Johanna Daily, M.D., M.S., studies the burden of cerebral malaria and its long-term effects on children.

“We compared the blood of children with cerebral malaria in full coma with the blood of kids who had mild infections but were healthy enough to be running around and playing. The only significant difference was that the kids with cerebral malaria had abnormally high concentrations of pipecolic acid [an amino acid] in their blood,” she says. 

Dr. Daily discovered decades-old studies linking pipecolic acid with neurological abnormalities, but it had never been associated with cerebral malaria. What might it be doing in these young patients?

Using a mouse model of cerebral malaria, Dr.
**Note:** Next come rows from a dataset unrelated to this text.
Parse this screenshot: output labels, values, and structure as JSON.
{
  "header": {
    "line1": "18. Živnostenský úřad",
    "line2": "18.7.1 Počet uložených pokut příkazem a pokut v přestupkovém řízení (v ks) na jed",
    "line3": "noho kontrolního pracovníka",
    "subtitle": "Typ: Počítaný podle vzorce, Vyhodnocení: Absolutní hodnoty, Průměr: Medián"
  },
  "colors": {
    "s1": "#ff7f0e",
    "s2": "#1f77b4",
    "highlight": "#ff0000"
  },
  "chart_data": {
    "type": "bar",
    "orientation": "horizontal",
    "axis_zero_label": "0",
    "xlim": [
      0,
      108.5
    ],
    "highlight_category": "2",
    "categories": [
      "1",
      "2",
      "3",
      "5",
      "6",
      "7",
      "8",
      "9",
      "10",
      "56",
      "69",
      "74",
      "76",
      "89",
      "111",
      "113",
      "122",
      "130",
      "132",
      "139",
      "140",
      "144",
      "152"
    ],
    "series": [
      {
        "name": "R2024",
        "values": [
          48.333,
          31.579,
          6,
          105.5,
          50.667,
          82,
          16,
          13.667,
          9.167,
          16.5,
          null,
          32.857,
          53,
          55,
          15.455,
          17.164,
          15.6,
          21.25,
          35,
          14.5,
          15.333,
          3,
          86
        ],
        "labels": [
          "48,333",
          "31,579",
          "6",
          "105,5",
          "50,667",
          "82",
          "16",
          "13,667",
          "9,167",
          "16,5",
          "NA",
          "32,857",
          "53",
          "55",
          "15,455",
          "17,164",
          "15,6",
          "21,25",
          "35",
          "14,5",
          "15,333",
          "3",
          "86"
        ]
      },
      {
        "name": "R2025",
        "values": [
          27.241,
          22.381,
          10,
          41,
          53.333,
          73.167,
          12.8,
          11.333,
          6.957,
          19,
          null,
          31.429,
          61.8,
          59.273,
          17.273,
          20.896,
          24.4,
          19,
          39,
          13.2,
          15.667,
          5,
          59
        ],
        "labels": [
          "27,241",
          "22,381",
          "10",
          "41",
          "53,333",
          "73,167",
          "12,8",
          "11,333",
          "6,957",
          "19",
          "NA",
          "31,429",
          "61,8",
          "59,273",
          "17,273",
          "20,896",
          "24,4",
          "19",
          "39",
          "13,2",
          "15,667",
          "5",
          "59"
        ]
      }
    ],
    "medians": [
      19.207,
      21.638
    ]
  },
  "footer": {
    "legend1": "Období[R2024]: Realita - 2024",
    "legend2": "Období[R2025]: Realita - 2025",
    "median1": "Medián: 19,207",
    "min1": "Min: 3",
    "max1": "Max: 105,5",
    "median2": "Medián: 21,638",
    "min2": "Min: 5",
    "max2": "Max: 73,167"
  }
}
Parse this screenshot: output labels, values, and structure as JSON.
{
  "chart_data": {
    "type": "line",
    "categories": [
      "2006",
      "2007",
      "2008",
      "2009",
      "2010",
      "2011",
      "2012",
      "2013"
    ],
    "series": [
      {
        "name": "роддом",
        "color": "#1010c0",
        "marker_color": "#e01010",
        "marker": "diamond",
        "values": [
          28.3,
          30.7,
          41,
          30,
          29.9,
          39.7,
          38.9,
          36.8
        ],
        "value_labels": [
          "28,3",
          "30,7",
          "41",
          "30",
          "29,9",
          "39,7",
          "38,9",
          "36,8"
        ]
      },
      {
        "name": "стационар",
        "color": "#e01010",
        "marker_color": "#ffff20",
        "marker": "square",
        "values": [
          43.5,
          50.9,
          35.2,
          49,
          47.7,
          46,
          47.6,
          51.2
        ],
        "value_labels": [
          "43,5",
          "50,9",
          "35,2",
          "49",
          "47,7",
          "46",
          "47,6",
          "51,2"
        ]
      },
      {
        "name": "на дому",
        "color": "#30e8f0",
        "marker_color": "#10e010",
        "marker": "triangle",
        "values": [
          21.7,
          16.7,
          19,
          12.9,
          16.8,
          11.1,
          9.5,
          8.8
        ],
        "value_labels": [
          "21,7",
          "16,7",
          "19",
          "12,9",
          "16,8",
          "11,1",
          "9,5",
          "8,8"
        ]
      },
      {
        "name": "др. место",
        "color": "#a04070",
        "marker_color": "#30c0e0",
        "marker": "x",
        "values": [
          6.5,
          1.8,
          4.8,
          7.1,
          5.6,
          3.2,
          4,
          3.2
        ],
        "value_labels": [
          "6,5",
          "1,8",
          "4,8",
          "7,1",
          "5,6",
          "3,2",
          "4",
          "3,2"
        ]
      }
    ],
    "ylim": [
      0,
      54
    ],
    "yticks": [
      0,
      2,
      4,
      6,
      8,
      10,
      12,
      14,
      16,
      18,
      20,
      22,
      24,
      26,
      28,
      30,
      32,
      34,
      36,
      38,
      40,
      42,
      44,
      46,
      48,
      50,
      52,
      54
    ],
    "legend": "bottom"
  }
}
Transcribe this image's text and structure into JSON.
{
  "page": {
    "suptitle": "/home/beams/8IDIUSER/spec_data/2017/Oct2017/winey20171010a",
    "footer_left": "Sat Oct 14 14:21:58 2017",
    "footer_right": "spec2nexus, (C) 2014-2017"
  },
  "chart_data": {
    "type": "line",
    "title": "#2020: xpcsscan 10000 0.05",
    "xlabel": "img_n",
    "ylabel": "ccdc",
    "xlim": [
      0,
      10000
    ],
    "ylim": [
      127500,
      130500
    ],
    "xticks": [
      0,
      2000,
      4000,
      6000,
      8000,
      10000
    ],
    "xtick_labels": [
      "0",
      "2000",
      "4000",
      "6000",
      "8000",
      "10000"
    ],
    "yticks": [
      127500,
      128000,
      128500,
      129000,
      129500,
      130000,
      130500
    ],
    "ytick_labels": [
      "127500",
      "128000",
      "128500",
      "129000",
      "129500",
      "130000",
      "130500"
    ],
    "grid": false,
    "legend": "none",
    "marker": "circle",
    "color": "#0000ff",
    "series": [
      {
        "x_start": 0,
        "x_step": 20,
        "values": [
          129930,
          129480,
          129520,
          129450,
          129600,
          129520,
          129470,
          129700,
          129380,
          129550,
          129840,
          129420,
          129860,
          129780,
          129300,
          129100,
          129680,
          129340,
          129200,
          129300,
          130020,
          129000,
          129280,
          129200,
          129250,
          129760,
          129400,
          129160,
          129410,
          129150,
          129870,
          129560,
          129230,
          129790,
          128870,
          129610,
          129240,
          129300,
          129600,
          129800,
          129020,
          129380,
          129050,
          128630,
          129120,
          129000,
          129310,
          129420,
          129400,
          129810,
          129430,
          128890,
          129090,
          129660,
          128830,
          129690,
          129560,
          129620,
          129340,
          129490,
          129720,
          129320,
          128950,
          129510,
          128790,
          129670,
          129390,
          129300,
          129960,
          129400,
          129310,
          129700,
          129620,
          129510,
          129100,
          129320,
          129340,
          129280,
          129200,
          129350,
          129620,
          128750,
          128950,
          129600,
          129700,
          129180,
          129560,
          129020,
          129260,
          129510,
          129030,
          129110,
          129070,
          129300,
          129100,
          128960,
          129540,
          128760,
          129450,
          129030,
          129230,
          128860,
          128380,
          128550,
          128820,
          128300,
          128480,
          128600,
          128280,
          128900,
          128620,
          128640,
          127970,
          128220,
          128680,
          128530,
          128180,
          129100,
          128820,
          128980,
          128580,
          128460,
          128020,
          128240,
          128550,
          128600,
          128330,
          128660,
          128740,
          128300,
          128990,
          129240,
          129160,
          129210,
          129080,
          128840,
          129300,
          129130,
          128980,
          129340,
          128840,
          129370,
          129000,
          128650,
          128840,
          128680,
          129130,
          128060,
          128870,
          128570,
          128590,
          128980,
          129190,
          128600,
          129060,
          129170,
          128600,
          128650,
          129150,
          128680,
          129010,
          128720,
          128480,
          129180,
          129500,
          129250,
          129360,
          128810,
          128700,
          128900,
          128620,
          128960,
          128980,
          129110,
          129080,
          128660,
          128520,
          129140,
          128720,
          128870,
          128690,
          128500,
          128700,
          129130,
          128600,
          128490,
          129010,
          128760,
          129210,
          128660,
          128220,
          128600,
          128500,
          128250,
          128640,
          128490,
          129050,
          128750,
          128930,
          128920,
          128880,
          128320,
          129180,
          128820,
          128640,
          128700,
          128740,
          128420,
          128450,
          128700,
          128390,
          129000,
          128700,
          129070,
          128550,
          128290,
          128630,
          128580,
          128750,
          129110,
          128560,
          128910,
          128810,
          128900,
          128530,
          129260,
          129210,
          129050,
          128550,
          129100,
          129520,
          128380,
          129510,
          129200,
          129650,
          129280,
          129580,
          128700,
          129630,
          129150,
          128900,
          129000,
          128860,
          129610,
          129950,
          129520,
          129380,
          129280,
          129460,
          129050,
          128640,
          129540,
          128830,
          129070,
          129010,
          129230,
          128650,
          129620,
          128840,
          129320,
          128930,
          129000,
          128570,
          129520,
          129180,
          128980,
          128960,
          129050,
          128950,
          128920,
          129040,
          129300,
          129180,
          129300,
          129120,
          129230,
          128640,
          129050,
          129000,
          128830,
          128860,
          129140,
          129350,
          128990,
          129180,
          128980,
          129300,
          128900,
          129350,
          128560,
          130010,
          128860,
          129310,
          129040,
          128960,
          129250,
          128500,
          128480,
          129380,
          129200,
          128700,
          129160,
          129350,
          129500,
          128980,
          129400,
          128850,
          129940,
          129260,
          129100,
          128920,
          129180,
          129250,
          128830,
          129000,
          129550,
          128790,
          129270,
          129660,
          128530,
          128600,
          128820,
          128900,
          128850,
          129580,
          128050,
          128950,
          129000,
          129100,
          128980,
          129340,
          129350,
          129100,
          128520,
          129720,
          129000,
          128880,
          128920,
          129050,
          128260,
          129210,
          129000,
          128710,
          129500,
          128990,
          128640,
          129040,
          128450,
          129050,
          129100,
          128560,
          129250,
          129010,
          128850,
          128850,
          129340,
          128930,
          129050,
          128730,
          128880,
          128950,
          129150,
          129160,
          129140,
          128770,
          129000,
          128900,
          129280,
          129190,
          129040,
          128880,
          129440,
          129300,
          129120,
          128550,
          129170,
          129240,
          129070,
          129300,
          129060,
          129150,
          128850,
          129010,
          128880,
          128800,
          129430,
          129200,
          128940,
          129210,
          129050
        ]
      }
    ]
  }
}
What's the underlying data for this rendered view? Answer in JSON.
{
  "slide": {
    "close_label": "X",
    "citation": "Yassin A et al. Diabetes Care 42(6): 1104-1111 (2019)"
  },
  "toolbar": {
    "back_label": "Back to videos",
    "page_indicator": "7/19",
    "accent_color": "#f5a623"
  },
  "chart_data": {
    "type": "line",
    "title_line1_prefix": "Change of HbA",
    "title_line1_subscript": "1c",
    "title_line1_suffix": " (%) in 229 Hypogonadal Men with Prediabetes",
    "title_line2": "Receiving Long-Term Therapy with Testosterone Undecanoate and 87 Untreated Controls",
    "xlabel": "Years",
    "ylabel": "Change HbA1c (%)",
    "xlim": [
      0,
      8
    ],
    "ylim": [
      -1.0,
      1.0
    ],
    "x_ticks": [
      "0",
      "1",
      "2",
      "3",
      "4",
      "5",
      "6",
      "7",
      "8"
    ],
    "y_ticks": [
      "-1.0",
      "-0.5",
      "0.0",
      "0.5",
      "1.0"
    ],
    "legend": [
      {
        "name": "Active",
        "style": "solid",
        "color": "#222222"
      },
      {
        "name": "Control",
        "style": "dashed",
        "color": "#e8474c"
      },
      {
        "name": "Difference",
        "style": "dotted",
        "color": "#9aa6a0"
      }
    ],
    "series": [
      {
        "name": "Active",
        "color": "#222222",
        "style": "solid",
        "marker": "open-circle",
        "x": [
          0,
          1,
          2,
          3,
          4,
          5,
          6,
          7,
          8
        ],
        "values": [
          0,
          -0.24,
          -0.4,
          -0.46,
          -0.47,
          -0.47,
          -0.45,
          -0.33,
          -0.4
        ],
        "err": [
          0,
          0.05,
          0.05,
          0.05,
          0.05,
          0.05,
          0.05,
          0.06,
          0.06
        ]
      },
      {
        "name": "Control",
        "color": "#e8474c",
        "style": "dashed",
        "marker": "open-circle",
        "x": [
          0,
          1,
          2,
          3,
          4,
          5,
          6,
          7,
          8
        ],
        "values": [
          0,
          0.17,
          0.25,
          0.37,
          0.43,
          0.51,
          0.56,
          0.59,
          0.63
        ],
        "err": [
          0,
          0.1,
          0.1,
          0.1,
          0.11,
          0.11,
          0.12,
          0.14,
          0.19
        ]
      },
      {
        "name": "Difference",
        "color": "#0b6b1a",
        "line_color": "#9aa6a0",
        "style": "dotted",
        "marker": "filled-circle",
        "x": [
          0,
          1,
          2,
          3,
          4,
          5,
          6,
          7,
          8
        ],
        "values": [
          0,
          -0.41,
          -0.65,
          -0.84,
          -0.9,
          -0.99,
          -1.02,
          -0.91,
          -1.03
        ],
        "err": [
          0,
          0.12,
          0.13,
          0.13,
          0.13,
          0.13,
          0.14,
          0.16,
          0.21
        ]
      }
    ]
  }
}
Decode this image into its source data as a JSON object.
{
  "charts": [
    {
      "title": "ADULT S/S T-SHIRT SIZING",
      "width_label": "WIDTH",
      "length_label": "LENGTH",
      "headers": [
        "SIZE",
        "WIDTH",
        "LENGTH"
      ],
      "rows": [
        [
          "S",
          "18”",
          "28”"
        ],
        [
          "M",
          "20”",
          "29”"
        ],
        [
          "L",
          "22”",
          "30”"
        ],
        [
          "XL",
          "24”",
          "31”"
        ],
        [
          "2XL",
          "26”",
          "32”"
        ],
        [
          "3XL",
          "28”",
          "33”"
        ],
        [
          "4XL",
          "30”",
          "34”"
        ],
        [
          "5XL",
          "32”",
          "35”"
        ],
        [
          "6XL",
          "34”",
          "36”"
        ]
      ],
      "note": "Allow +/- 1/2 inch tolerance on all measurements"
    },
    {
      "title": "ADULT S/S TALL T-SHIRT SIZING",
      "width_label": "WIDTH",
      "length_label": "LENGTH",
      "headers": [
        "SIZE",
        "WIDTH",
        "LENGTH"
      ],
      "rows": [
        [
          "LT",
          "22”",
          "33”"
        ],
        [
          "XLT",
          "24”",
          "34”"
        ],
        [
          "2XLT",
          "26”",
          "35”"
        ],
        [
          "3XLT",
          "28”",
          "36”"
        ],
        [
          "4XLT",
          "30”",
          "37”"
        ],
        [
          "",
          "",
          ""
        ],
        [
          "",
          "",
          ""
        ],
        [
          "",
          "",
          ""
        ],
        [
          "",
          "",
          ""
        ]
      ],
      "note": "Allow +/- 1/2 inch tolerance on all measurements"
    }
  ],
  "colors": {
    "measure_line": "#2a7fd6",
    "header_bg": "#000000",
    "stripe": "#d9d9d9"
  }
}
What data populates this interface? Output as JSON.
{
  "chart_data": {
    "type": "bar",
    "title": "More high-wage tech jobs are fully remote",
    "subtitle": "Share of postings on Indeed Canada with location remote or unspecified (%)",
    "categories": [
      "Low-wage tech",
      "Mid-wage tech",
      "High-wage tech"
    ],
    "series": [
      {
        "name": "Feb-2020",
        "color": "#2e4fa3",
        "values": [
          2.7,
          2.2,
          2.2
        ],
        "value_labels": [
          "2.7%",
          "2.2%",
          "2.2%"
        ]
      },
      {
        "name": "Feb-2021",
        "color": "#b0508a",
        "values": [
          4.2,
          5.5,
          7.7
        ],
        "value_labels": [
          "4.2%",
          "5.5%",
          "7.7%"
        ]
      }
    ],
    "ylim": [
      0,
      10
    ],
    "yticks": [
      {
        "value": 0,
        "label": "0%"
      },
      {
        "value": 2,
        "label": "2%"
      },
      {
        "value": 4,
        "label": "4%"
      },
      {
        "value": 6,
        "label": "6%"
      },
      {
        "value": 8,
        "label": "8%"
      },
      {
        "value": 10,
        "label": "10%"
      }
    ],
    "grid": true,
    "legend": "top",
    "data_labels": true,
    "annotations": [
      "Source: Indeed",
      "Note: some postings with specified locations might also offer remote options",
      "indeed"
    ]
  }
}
Daily found that when the blood-brain barrier becomes increasingly permeable—as occurs during severe malaria—very high levels of pipecolic acid accumulate in the brain. Her findings were published in 2022 in the Journal of Infectious Diseases.

Work in her lab and other labs suggests that pipecolic acid is produced by the malaria parasite itself. And since children with cerebral malaria have a larger parasite burden than children with run-of-the-mill malaria, that would explain their higher pipecolic-acid levels and neurological complications. Children with cerebral malaria also tend to have compromised kidney function, making them less able to clear excess pipecolic acid from the bloodstream.

Under a grant from the NIH, Dr. Daily is investigating how the parasite produces pipecolic acid. The research will also test her hypothesis—suggested by previous animal studies—that pipecolic acid causes unconsciousness by stimulating GABA receptors (a class of receptors that respond to the neurotransmitter gamma-aminobutyric acid, or GABA). 

Ideally, this work will solve a longtime mystery: why cerebral malaria causes coma. Clinically, the research may lead to rapid and inexpensive tests for predicting which children with malaria parasites are likely to develop cerebral malaria; it may also identify novel drug targets for improving the health of children with this potentially fatal form of the disease.